"When you love music, it is like being with a lover; you never want to let her go for a moment," said Ali Akbar Khan, a smile wrinkling his face. For 20 years, starting at age 3, he didn't let go: he practiced his instrument, the sarod, 18 hours a day.

Now he is acclaimed as India's greatest living musician. He has received every major artistic award his country can bestow and has been given the rare title of "lotus-adorned master." Ali Akbar Khan is something of a legend.

Last night, a reception was held in his honor at the One Washington Circle Hotel and many of the leaders of Washington's Indian community came to meet him and celebrate the occasion of his appearance at Lisner auditorium tonight.
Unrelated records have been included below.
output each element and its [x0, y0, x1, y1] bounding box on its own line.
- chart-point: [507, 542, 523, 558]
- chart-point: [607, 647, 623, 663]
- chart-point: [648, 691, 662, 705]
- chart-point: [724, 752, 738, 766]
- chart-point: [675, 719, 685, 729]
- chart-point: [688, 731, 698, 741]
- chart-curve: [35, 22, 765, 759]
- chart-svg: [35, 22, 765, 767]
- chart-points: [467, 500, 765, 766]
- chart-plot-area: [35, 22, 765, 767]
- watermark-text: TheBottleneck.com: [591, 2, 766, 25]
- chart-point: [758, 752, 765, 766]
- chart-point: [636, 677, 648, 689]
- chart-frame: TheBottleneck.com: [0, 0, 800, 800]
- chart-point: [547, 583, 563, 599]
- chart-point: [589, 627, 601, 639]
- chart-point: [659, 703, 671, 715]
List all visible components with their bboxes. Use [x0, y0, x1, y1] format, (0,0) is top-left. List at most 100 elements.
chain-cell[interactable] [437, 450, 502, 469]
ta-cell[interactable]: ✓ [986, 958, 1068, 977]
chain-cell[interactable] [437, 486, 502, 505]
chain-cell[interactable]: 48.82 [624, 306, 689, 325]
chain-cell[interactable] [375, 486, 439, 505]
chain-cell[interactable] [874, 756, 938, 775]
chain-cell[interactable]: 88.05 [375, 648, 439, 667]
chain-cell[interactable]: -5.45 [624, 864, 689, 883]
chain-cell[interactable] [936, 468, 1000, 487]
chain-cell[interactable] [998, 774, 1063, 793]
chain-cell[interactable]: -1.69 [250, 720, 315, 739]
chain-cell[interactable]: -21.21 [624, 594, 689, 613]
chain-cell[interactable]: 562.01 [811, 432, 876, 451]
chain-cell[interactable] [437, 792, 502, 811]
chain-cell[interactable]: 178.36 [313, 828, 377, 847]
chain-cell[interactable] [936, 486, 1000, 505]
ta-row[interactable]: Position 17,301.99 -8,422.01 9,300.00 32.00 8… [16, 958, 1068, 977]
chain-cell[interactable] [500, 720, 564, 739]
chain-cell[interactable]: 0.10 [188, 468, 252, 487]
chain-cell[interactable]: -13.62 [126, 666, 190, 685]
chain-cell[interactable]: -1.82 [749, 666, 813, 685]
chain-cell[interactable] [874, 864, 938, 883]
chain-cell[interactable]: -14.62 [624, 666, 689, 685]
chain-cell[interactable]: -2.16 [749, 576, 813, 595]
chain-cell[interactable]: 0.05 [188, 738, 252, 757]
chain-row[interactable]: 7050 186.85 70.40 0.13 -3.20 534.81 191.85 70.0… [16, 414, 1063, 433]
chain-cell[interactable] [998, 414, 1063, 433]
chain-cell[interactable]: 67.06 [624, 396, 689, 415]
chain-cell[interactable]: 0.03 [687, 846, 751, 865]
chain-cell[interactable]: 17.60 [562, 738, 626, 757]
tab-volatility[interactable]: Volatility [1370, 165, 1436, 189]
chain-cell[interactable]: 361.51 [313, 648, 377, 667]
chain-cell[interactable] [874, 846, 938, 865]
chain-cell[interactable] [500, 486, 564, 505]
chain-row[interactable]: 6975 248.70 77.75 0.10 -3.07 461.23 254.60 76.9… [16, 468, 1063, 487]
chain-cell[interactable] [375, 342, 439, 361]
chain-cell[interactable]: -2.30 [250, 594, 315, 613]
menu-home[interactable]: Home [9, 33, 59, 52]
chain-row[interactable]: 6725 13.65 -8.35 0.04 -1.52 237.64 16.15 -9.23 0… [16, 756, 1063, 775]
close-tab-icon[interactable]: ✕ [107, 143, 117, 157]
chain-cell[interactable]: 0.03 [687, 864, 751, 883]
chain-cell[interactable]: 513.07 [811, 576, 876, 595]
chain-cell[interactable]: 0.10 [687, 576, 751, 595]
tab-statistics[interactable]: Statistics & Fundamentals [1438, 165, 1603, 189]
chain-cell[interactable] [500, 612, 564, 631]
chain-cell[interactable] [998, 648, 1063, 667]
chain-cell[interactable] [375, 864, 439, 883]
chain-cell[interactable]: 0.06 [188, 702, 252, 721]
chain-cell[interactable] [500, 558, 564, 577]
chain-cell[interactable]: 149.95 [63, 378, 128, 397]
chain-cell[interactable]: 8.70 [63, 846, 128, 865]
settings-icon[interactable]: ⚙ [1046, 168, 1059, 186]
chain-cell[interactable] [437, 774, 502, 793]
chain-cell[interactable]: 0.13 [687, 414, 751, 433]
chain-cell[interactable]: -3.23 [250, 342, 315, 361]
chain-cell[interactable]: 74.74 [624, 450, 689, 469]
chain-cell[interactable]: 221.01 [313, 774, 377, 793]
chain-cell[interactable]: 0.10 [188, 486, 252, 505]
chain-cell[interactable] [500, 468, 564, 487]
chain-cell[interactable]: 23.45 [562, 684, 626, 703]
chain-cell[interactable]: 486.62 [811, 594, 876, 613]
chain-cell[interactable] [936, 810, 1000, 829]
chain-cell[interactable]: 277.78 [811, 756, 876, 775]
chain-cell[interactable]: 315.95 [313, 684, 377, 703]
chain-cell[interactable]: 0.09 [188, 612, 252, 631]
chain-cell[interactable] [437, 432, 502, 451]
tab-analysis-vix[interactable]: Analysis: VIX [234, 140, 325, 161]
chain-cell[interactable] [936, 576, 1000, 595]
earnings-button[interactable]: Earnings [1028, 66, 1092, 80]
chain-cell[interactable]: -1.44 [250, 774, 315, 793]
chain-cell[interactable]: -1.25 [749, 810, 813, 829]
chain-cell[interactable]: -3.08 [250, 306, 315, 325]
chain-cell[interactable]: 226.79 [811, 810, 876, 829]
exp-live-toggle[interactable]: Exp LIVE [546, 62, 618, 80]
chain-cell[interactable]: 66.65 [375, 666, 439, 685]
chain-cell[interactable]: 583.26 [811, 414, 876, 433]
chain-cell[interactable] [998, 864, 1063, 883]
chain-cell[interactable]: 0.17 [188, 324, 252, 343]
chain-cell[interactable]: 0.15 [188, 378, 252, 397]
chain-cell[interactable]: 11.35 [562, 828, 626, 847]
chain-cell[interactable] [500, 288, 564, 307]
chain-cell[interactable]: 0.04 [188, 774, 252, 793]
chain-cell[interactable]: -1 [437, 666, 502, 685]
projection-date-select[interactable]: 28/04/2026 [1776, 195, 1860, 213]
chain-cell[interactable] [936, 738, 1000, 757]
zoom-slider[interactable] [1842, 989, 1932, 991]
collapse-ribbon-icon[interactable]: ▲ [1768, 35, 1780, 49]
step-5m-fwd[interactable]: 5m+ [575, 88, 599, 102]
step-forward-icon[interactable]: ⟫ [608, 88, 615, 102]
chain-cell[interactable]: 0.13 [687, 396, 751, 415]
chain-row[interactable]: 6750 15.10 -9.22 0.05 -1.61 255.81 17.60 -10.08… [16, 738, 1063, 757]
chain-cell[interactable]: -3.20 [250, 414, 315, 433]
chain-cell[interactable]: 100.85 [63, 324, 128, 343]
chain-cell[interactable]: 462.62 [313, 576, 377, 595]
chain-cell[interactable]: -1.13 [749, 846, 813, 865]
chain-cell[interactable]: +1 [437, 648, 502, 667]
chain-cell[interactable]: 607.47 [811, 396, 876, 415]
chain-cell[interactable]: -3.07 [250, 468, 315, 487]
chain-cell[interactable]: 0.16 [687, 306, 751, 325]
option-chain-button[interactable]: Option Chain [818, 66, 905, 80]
A hush fell over the party when he arrived and a crowd gathered around. Mrs. Darshan Krishna, founder of the India School which is sponsoring the concert, said "I first saw him 15 years ago in Australia. We have been trying to bring him here for a long time and we feel we are very lucky."

For Ali Akbar Khan, the adulation seemed slight when compared to the importance of his music. With a silent group of admirers surrounding him, he spoke quietly of the transcendental nature of music.

"Music is the language of God," he said. "There are many ways to approach God, yoga for instance, but music is the shortest route. The ragas (melodies) I play are like mantras that put people in touch with the Divine. When you speak different languages, people do not always understand, but everyone understands music."

In fact, Ali Akbar Khan has broken cultural as well as musical barriers. After his initial performance in this country in 1955, he released the first western recording of Indian classical music and gave the first televised performance of that music on Alistair Cooke's "Omnibus." He also established, in 1965, the Ali Akbar College of Music in San Rafael, Calif., to teach Indian music to young American musicians.

"My students are very devoted," he said, "but in India it is much different. There, you start in childhood and after about 20 years of practicing the ragas, you begin to search for the beauty within the notes, the beauty that comes from the heart."

"My father taught me music the way most parents teach their children to speak. He was 110 years old when he died, and up until that time he played constantly, sometimes 23 hours a day. For me, music is like food. When you need it, you don't have to explain why, because it is basic to life."